M. Villiger, conseiller fédéral, semblait mettre en doute hier la cohérence des libéraux, qui vous demandent aujourd'hui de permettre la survie et le développement des écoles suisses à l'étranger. Mais il n'en est rien, la cohérence est parfaite. Les libéraux se sont très clairement prononcés contre l'investissement de la Confédération au titre de capital d'une entreprise privée, car les libéraux ne pensent pas que c'est là le rôle de l'Etat. Les libéraux estiment que le rôle de l'Etat, c'est avant tout de garantir la qualité de la formation et de la sécurité des citoyens, puis d'assurer, dans une vision d'avenir, des conditions-cadres adéquates pour une économie basée sur le marché, de veiller à la qualité de l'identité et de l'image suisses à l'intérieur comme à l'extérieur, et d'assurer la paix sociale. C'est au titre de l'image suisse, par exemple, que les libéraux ont soutenu Expo.02 et c'est à ce titre aussi, celui de l'identité suisse, en l'occurrence à l'étranger et qui plus est, conjuguée avec la formation, que les libéraux vous demandent de soutenir la proposition Eggly. La formation, c'est un investissement dans l'avenir, ce n'est jamais une subvention.

Les libéraux sont donc parfaitement cohérents et, de plus, Monsieur le Conseiller fédéral, nous sommes démocratiques, donc bons perdants. Bien que nous ayons refusé, contre l'avis de la majorité de ce Parlement, que la Confédération investisse dans Swissair, nous sommes entrés en matière sur le budget 2002, nous sommes entrés en matière et nous voterons ce budget. La majorité bourgeoise du Parlement et le Conseil fédéral estiment qu'il est adéquat, au titre de l'image suisse notamment, de faire un tel investissement dans une entreprise privée porteuse de notre croix blanche. Alors, on ne peut pas dire, Monsieur le Conseiller fédéral, que quelques dizaines de millions de francs supplémentaires que nous allons introduire au budget pour la formation, pour l'image de la Suisse, pour l'avenir en un mot, menacent l'équilibre financier et que, pour ces quelques dizaines de millions ou centaines de milliers de francs pour le Salon international du livre, de la presse et du multimédia de Genève, par exemple, ou pour le Festival européen de musique de jeunesse 2002 en Suisse, il va falloir augmenter les impôts.

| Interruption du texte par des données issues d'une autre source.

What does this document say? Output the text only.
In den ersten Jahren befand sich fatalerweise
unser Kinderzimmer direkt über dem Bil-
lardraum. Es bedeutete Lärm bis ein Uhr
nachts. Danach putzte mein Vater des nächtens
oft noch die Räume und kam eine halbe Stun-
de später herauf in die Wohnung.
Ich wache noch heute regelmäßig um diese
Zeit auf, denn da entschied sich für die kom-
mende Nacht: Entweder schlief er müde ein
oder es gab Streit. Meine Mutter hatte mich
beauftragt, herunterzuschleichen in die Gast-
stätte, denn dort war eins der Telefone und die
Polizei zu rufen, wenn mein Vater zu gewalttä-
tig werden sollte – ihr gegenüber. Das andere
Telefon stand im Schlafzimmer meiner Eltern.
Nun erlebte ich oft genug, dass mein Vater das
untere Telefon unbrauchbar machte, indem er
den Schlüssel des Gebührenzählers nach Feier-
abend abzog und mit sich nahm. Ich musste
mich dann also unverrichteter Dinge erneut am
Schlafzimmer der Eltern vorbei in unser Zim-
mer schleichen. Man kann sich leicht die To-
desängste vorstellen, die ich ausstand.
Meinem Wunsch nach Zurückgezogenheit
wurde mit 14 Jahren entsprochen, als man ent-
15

Les quelques dizaines de millions de francs que nous vous demandons, ce sont bien peu de choses dans ce budget, mais pour chacun des postes qui nous intéressent, ils représentent la condition sine qua non, non seulement d'un avenir rose, mais d'un avenir tout court.

Comme vous l'avez souligné hier, Monsieur le Conseiller fédéral, les citoyens suisses ont balayé ce week-end l'impôt sur les gains en capital et plébiscité le frein à l'endettement. Les libéraux ont certainement contribué, fût-ce très modestement, à ce résultat. J'ai lu très attentivement vos explications sur le frein à l'endettement. Il s'agit, n'est-ce pas, de compenser en période grasse les trous creusés en période maigre, tout en maintenant les niveaux de la dette confédérale. Dans ces conditions, si nous pouvons assumer l'investissement dans Swissair parce que nous sommes confiants, parce que nous savons que les vaches grasses attendent déjà, qu'elles sont là, derrière la porte, alors nous pouvons aussi nous permettre de faire vivre les écoles suisses à l'étranger et même le cinéma suisse.

Les écoles suisses à l'étranger sont un vecteur fondamental de la pérennité de notre pays. Ces enfants, que leurs parents souhaitent former à la Suisse, doivent pouvoir bénéficier de la qualité de notre type de formation. La proposition Eggly est porteuse d'un message fort. La Suisse s'occupe des siens, même s'ils sont ailleurs! Les frontières de la Suisse sont élastiques, lorsqu'il s'agit de former ses enfants. Pour un objectif aussi important, il en va de même du budget. Il est aussi capable, sans être menacé, de faire preuve d'une toute petite élasticité.

Je vous remercie donc de bien vouloir soutenir la proposition Eggly - une proposition faite d'ailleurs au nom de nombreux conseillers nationaux à travers tout l'échiquier politique -, et bien sûr de soutenir aussi ma proposition. Personnellement je soutiendrai toutes les propositions qui ont été faites ce matin, mais mon groupe se concentrera sur la formation. Car si une chose nous réunit tous dans ce Parlement, c'est bien l'importance que nous accordons à la formation et nous aurons encore d'autres opportunités de le constater aujourd'hui même.